POMPONIUS leise. Gajus! du wirst dich verderben; die letzte Hoffnung Roms wird untergehn! – Wärst du deiner Mutter gefolgt!

GRACCHUS. Laß mich! Nachdem er Opimius und den Senat mit stolzen Blicken betrachtet. Lucius Opimius –[16]

AGRICOLA. Still! Er spricht.

GRACCHUS. Ich lese die Klageschrift gegen mich auf deinem Gesicht. Ich kam nicht her, dich zu unterbrechen! Sprich. Hier steht nur Ein Bürger mehr, deine Klage zu hören.

OPIMIUS für sich.
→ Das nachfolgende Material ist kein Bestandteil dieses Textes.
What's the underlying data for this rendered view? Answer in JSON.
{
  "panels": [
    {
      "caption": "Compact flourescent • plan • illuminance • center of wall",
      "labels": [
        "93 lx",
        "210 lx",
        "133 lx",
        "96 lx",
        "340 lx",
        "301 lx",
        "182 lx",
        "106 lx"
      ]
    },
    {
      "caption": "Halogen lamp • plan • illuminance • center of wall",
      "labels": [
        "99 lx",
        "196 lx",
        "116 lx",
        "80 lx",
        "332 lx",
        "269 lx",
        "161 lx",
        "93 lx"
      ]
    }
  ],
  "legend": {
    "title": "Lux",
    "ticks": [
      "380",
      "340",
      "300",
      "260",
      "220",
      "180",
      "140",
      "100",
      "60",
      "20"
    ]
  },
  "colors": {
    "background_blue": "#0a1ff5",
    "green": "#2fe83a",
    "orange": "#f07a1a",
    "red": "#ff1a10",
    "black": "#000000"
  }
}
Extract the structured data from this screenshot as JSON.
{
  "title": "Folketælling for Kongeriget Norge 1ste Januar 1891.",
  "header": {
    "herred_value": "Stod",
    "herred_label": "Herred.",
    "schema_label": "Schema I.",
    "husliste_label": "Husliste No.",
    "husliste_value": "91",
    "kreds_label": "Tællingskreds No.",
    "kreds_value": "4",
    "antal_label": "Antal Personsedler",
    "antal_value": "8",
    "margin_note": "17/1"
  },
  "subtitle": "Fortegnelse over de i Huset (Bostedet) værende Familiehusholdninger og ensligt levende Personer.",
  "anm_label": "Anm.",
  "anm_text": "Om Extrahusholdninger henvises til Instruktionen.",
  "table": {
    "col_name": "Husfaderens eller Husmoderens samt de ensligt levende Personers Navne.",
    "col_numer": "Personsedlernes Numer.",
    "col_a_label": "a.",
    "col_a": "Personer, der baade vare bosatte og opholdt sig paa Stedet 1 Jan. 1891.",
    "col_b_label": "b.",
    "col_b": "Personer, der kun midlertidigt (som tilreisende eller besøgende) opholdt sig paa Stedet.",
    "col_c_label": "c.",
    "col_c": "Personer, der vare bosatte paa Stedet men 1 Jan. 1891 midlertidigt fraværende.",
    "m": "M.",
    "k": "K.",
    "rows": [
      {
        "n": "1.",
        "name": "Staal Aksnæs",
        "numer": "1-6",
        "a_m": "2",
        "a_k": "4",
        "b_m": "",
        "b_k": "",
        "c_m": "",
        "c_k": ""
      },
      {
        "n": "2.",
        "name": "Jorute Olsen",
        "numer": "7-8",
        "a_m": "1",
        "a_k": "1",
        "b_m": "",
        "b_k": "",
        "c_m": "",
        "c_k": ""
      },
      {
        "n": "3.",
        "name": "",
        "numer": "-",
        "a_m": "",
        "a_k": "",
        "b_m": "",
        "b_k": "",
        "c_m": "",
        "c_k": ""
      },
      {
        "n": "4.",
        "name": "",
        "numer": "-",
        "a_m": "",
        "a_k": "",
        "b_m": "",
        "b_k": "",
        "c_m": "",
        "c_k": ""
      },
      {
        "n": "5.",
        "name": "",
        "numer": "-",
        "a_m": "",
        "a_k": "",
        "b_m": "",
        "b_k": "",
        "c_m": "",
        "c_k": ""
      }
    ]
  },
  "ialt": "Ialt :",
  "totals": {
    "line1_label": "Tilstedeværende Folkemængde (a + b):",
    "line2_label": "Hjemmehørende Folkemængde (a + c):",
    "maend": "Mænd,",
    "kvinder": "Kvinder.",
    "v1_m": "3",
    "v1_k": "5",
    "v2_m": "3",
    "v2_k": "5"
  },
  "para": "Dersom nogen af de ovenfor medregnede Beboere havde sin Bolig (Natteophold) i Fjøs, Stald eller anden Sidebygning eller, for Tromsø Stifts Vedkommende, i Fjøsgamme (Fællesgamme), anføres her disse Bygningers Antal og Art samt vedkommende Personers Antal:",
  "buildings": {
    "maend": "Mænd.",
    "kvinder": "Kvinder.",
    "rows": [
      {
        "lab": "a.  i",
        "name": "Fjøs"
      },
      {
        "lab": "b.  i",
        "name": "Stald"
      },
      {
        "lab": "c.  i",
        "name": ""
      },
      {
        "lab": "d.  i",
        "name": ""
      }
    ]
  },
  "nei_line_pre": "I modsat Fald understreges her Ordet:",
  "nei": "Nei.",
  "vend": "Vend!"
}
Die Pest über deine dreiste Zunge! Laut. Will ich reden, Gracchus, so bedarf ich deiner Ermuthigung nicht! – Censoren und Volk! Die Sache ist hell und klar wie der lichte Tag. Was ist Gesetz in Rom? Daß der Senat beschließt, wer als Consul oder an Consuls Statt unsere Heere führt. Was ist Gesetz in Rom? Daß der Quästor ist, wo der Consul ist. Hier steht Gajus Gracchus, der Quästor unseres sardinischen Heers! Daß er hier steht, ist sein Urtheil. Ich überantworte ihn eurem Gericht; ich habe geredet! Setzt sich.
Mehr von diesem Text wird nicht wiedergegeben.